A new open source project from the Guardian Project and the Freedom of the Press Foundation may be what you're looking for, an app that turns your smartphone into a security system, known as Haven. Even more intriguing, this app is being pitched as a product of the mind of NSA whistleblower Edward Snowden. But is it a real privacy tool, or more like an oversensitive car alarm?

According to reports, Haven uses the various sensors on your phone, such as its cameras, microphones, and accelerometer, to detect motion, sounds, light changes, and anything else that it picks up in the physical world. When something gets the app's attention, it sends encrypted alerts to the owner.

So is Haven for you? Well, let's say that you find yourself on a mission, upon which the fate of the world rests. The key part of your mission it to pass highly sensitive weapons information to your designated contact, all of which is stored on a laptop. For the sake of visuals, let's make it a 1990s Gateway laptop with the cow patterns on it. You're going to meet your contact at a hotel in some Eastern European country that no one's ever heard of, like, say, Sokovia. You check in, under an assumed name, you go to your room, laptop pressed against your chest, and you wait.

But you're early. Your contact won't be there for hours. And it was a long flight, and you really need a drink. So, you think, I'll just pop on down to the hotel bar for a drink. But you can't bring the laptop with you! You know you shouldn't just leave it in the hotel, but come on, what could happen. You decide to lock it up it in the hotel room safe, and you head down to the bar.

When you return to your room, slightly tipsy, you find that the safe has been opened and your laptop with the super-dangerous weapons information is gone.

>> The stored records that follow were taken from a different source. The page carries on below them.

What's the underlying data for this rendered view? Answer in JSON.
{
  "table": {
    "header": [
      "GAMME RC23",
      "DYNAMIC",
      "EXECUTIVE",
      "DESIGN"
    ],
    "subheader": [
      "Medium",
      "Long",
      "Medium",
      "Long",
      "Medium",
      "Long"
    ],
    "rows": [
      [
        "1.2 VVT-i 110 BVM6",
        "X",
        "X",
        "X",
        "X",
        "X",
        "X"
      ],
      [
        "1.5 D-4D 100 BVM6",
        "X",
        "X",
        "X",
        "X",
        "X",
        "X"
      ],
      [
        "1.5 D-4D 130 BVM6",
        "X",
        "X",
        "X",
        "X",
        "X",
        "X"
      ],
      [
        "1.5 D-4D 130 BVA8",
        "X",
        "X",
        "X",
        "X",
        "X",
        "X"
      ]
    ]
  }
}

Now the culprits will have the power to kill millions of innocents, all because you had to go get a drink. You sober up fast.

All of this might have been avoided, however, if you had placed a phone running Haven on top of your bovine-patterned computer.

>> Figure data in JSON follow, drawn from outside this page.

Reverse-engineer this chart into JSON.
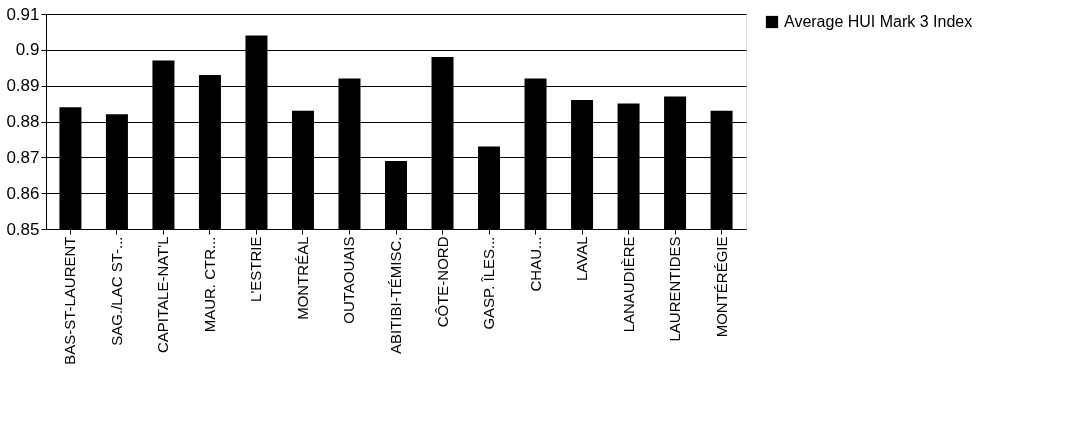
{
  "chart_data": {
    "type": "bar",
    "categories": [
      "BAS-ST-LAURENT",
      "SAG./LAC ST-...",
      "CAPITALE-NAT'L",
      "MAUR. CTR...",
      "L'ESTRIE",
      "MONTRÉAL",
      "OUTAOUAIS",
      "ABITIBI-TÉMISC.",
      "CÔTE-NORD",
      "GASP. ÎLES...",
      "CHAU...",
      "LAVAL",
      "LANAUDIÈRE",
      "LAURENTIDES",
      "MONTÉRÉGIE"
    ],
    "series": [
      {
        "name": "Average HUI Mark 3 Index",
        "color": "#000000",
        "values": [
          0.884,
          0.882,
          0.897,
          0.893,
          0.904,
          0.883,
          0.892,
          0.869,
          0.898,
          0.873,
          0.892,
          0.886,
          0.885,
          0.887,
          0.883
        ]
      }
    ],
    "ylim": [
      0.85,
      0.91
    ],
    "yticks": [
      0.85,
      0.86,
      0.87,
      0.88,
      0.89,
      {
        "value": 0.9,
        "label": "0.9"
      },
      0.91
    ],
    "grid": "y",
    "legend": "right"
  }
}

Given that this is not the most common of need cases, Eva Galperin of the Electronic Frontier Foundation told The Intercept that there could be serious real-world uses for this kind of thing. "I can imagine this might be useful to victims of domestic abuse who are worried about their abusers spying on them in some way."

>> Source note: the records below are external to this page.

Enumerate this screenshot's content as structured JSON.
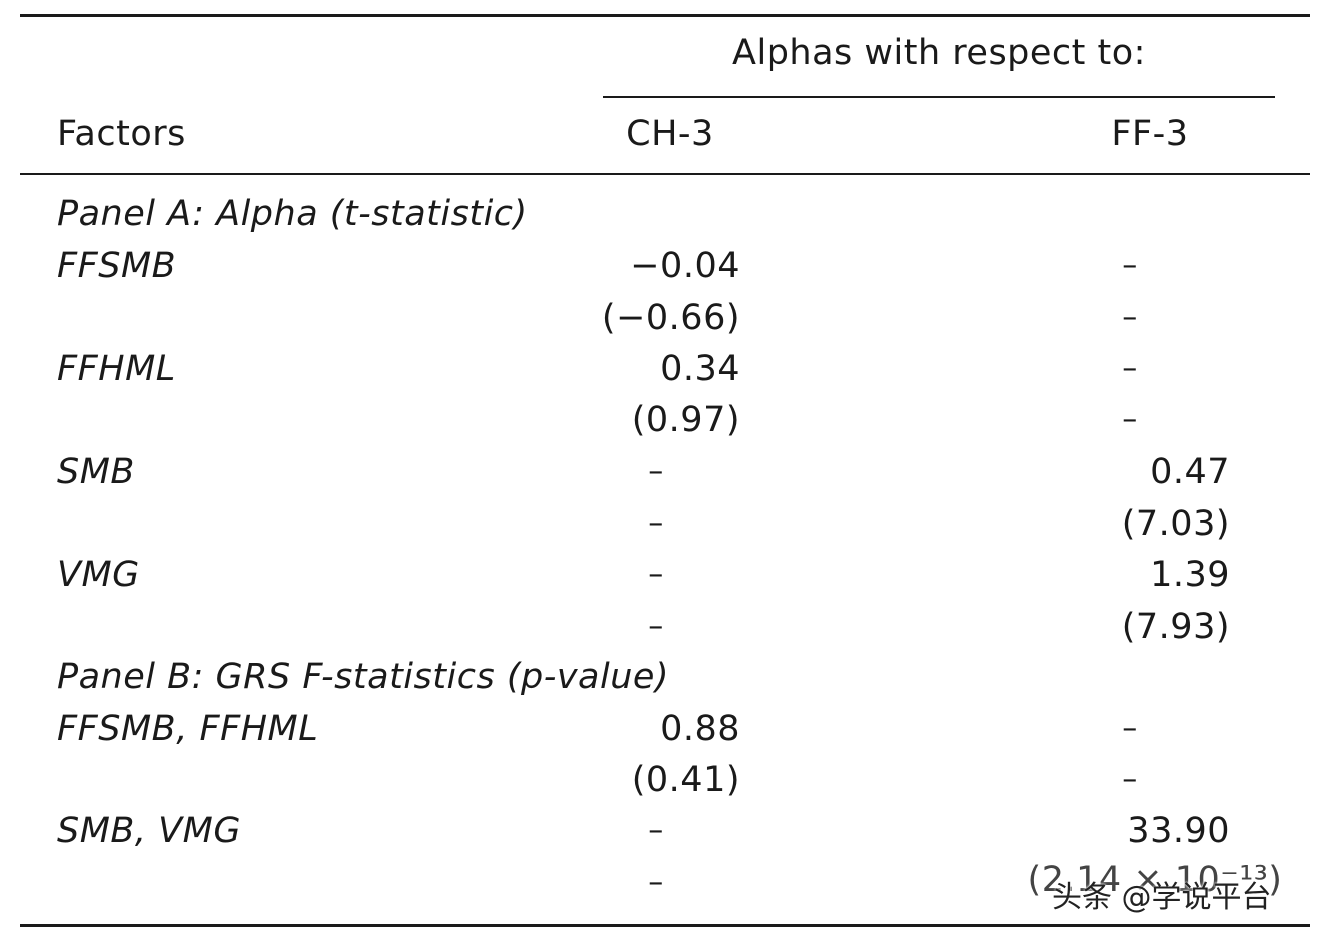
{
  "header": {
    "span_title": "Alphas with respect to:",
    "col_factors": "Factors",
    "col_ch3": "CH-3",
    "col_ff3": "FF-3"
  },
  "panel_a": {
    "title": "Panel A: Alpha (t-statistic)",
    "rows": [
      {
        "label": "FFSMB",
        "ch3": "−0.04",
        "ff3": "–"
      },
      {
        "label": "",
        "ch3": "(−0.66)",
        "ff3": "–"
      },
      {
        "label": "FFHML",
        "ch3": "0.34",
        "ff3": "–"
      },
      {
        "label": "",
        "ch3": "(0.97)",
        "ff3": "–"
      },
      {
        "label": "SMB",
        "ch3": "–",
        "ff3": "0.47"
      },
      {
        "label": "",
        "ch3": "–",
        "ff3": "(7.03)"
      },
      {
        "label": "VMG",
        "ch3": "–",
        "ff3": "1.39"
      },
      {
        "label": "",
        "ch3": "–",
        "ff3": "(7.93)"
      }
    ]
  },
  "panel_b": {
    "title": "Panel B: GRS F-statistics (p-value)",
    "rows": [
      {
        "label": "FFSMB, FFHML",
        "ch3": "0.88",
        "ff3": "–"
      },
      {
        "label": "",
        "ch3": "(0.41)",
        "ff3": "–"
      },
      {
        "label": "SMB, VMG",
        "ch3": "–",
        "ff3": "33.90"
      },
      {
        "label": "",
        "ch3": "–",
        "ff3": "(2.14 × 10⁻¹³)"
      }
    ]
  },
  "watermark": "头条 @学说平台"
}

"Imagine the thing you want to protect the most," Snowden says in the app's promotional video. "Maybe it's personal, maybe it's practical, maybe it's not a thing at all. Maybe it's you."

In fact, there seem to be several ways Haven can turn your phone into a security monitor, but false positives seem to be a huge problem with the app right now. Andy Greenberg at Wired said, "The app's accelerometer detection was so hair-triggered that even leaving the phone on top of a computer with a moving fan inside created hundreds of alerts."

Even Micah Lee of The Intercept (who reported on the app even though he acknowledged that he sits on the board of FPS with Snowden and personally had a hand in developing the app) says he once returned to his device to find over 80 intrusion alerts, "all of them the sounds of loud cars or sirens driving by my Manhattan hotel room."

So there's some work to do. However, one can also opt to receive alerts entirely from the Tor web browser, and simply go through them at your leisure, but of course, by that time, the guy who took your Gateway could be on a plane out of Sokovia, off to destroy the world.

Edward Snowden's association here could have different meanings to different people. For some, it will surely inspire confidence to use an app developed by the idealistic, patriotic hero who pulled the mask off the NSA. For others, it will seem awfully fishy to use anything with the blessing of the guy who ran off to Russia to rat on his country.

But if it really can help people feel more secure, whether about their belongings, their data, or their physical safety, it's probably worth pursuing regardless of the name behind it.

Haven is in beta, and it's free. It's available on the Play Store, from the open source catalog F-Droid, and of course on our own international download site of mystery, APK Mirror.